Nos decía en su artículo mi amigo “Chale” Mántica:
Dios quiere que seamos uno, así; en esa medida de unidad especificada por él mismo. Y nos dice cómo piensa lograrlo: Yo en ellos, y tú en mí, un solo puré de ellos con nosotros: Dios Padre, Dios Hijo, Dios Espíritu Santo y todos los Hijos de Dios, en unidad perfecta hasta el punto de ser uno solo en Él, por el amor.
Para lograrlo Cristo nos ha incorporado a sí mismo; nos ha hecho parte de su propio cuerpo, y nos ha dado la Gloria que el Padre le dio a Él —su propio Espíritu para que seamos uno—.
Posiblemente nunca terminaremos de entender la plenitud de esta unidad que supone existir entre Dios y nosotros y de nosotros entre sí y que Cristo nos explica es semejante a la unidad perfecta que tiene la Trinidad Divina.

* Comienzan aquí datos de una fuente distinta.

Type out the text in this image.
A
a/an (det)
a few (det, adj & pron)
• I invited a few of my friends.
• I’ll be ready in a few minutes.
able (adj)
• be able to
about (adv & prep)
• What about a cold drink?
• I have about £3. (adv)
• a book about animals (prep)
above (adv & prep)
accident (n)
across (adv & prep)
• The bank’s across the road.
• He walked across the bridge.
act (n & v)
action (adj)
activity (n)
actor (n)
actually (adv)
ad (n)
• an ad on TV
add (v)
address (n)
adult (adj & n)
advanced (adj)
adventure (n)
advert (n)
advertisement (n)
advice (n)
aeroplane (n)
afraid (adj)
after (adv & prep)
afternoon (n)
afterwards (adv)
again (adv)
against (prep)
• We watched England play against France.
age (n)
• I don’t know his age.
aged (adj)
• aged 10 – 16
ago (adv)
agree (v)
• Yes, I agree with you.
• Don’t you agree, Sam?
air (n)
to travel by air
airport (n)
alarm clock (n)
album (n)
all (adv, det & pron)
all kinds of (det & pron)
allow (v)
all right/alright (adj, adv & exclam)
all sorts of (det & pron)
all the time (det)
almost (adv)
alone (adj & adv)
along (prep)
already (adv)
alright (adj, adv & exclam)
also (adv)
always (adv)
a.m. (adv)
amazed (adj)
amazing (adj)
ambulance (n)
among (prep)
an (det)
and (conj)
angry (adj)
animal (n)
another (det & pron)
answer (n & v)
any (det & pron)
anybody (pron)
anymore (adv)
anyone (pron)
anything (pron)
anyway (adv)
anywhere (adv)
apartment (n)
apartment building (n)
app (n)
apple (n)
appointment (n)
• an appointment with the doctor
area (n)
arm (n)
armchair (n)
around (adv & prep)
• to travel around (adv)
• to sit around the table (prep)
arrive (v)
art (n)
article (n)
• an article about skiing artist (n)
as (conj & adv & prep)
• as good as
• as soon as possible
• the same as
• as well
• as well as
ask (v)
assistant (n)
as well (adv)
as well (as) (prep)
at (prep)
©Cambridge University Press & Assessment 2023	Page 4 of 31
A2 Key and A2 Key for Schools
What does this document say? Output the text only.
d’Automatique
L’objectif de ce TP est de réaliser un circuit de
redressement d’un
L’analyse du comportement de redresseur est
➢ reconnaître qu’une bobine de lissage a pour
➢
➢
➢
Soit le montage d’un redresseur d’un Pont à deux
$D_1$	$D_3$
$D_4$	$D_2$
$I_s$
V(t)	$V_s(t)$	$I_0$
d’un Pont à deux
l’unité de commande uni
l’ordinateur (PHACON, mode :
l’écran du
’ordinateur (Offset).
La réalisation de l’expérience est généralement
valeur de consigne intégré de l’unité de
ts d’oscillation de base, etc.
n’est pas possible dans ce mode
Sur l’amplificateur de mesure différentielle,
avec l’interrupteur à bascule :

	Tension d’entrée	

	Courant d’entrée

Alguien la ha llamado La Tri Unidad. Solo alcanzamos a comprender que es una unidad mucho más fuerte y total que cualquier otra forma de unidad humana. Y que el Señor nos llama a ese ideal de unidad perfecta.
En el Libro de los Hechos encontramos algunos pasajes que ilustran cómo entendieron la unidad los primeros cristianos: En Hechos 2:43-44 leemos:
“Todos los creyentes vivían unidos y lo tenían todo en común. Vendían sus posesiones y sus bienes y repartían el precio entre todos, según la necesidad de cada uno”.
Y en Hechos 4:32-33: “La multitud de los creyentes no tenía sino un solo corazón y una sola alma. Nadie llamaba suyos a sus bienes, sino que todo era en común entre ellos. Los apóstoles daban testimonio con gran poder de la resurrección del Señor Jesús. Y gozaban todos de gran simpatía”.
En estos pasajes vemos con claridad que la unidad mística, es decir —la unidad misteriosa— del Cuerpo Místico de Cristo no se queda en el ámbito de lo sobrenatural sino que desde el principio se traduce en la búsqueda de una unidad visible y experimentable: No estoy señalando una manera concreta de manifestar nuestra unidad. Señalo únicamente como los primeros cristianos comprendieron desde un principio que su unidad mística en Jesucristo les exigía muestras experimentables de una unidad visible para todos.
Nosotros tendremos que hacer otro tanto si deseamos ser signos e instrumentos de unidad. Pero que tampoco se trata solo una unidad externa, sino que además:
“Tenían un solo corazón y una sola alma”. Es decir, que tenían un mismo modo de pensar, de sentir y de actuar.
Finalmente, en Filip. 2, 1-11 encontramos la clave de la unidad. Nos dice San Pablo:
“Así pues, os conjuro en virtud de toda exhortación en Cristo, de toda persuasión del amor, de toda comunión en el Espíritu, de toda entrañable compasión, que colméis mi alegría, siendo todos del mismo sentir, con un mismo amor, un mismo espíritu, unos mismos sentimientos. No hagáis nada por rivalidad, ni por vanagloria, sino con humildad, considerando cada cual a los demás como superiores (es decir ‘por encima de’) a sí mismo, buscando cada cual, no su propio interés sino el de los demás. Tened entre vosotros los mismos sentimientos de Cristo: el cual, siendo de condición divina no retuvo ávidamente el ser igual a Dios, sino que se despojó de sí mismo tomando condición de siervo, haciéndose semejante a los hombres y apareciendo en su porte como hombre; y se humilló a sí mismo obedeciendo hasta la muerte y muerte de cruz”.
El autor es miembro del Consejo de Coordinadores de la Ciudad de Dios.